= Radio Spectrum Policy Programme =

Radio spectrum standardisation effort by the European Union

The Radio Spectrum Policy Programme (RSPP) was a five year programme which set out regulatory requirements, goals and priorities of the European Union relating to the radio spectrum. It was first adopted 14 March 2012. It attempted to standardise the frequencies that different types of communication could use and also set goals as to when this standardisation should be complete. However, some member states did not meet certain goals laid out in the programme. A legislative review recommended implementing an adapted programme as legislation in a regulation, and so a modified version was adapted into a proposed regulation. The legislation was supported by the European Parliament, but was subsequently removed after criticism from member states in the European Council. In 2015, the Radio Spectrum Policy Group said the programme had mostly met its goals. The modified version was then used as a basis for the section on the radio spectrum in the European Electronic Communications Code.

== History ==
The programme was adopted by the European Council and the European Parliament 14 March 2012. It was managed and created by the European Commission. The first version laid out goals and their timescales, which aimed to standardise the assignment of the radio spectrum across the EU. It also stipulated that the commission had to produce a report on what the programme had achieved by April 2014. Several member states failed to meet certain goals due to a variety of reasons and this meant that the programme did not achieve standardisation in all member states early on. There were several member states who missed the target for the assignment of the 800MHz band.

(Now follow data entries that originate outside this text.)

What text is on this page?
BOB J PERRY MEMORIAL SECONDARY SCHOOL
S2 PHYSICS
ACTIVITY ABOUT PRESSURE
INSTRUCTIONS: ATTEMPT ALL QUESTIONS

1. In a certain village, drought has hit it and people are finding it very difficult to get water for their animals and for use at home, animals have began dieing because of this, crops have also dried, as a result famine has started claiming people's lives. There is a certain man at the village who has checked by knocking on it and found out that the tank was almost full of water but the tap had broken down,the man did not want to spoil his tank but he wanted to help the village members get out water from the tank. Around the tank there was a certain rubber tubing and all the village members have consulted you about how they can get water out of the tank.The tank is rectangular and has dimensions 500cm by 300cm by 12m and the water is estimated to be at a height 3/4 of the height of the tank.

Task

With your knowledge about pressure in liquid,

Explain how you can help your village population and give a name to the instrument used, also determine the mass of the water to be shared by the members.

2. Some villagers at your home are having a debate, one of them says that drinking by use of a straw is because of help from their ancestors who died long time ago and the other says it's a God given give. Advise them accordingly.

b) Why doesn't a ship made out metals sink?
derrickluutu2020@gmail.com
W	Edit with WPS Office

In the year after its introduction, the European Commission initiated three different legislative reviews of the programme, with the third review proposing that the commission adopt the programme into regulation. This was because not all of the member states met the goals on time. Adapting it into a regulation would mean that once it was adopted it would be enforceable in member states without national legislation, ensuring that every member state met the goals on time. In 2013, the commission modified the programme and added the new version as legislation to a regulatory proposal. The European Parliament supported the legislation, however, member states in the European Council did not agree with the legislation due to its "intrusiveness into national prerogatives". The legislation then was removed by the council from the regulatory proposal. In 2015, the Radio Spectrum Policy Group in their annual report said that the programme's objectives had been mostly achieved. In 2016, the European Electronic Communications Code was created, which incorporated a section on the radio spectrum and this section was mostly based on the modified 2013 programme. The code was implemented, along with the section, in 2018.

== Aims of the programme ==

Some of the goals of the programme included switching to digital broadcasting from analogue, assignment of certain frequencies to mobile broadband throughout the EU and making use of the freed radio spectrum space for wireless communication. The proposed legislation in 2013 aimed to phase out national differences in the allocation of the radio spectrum.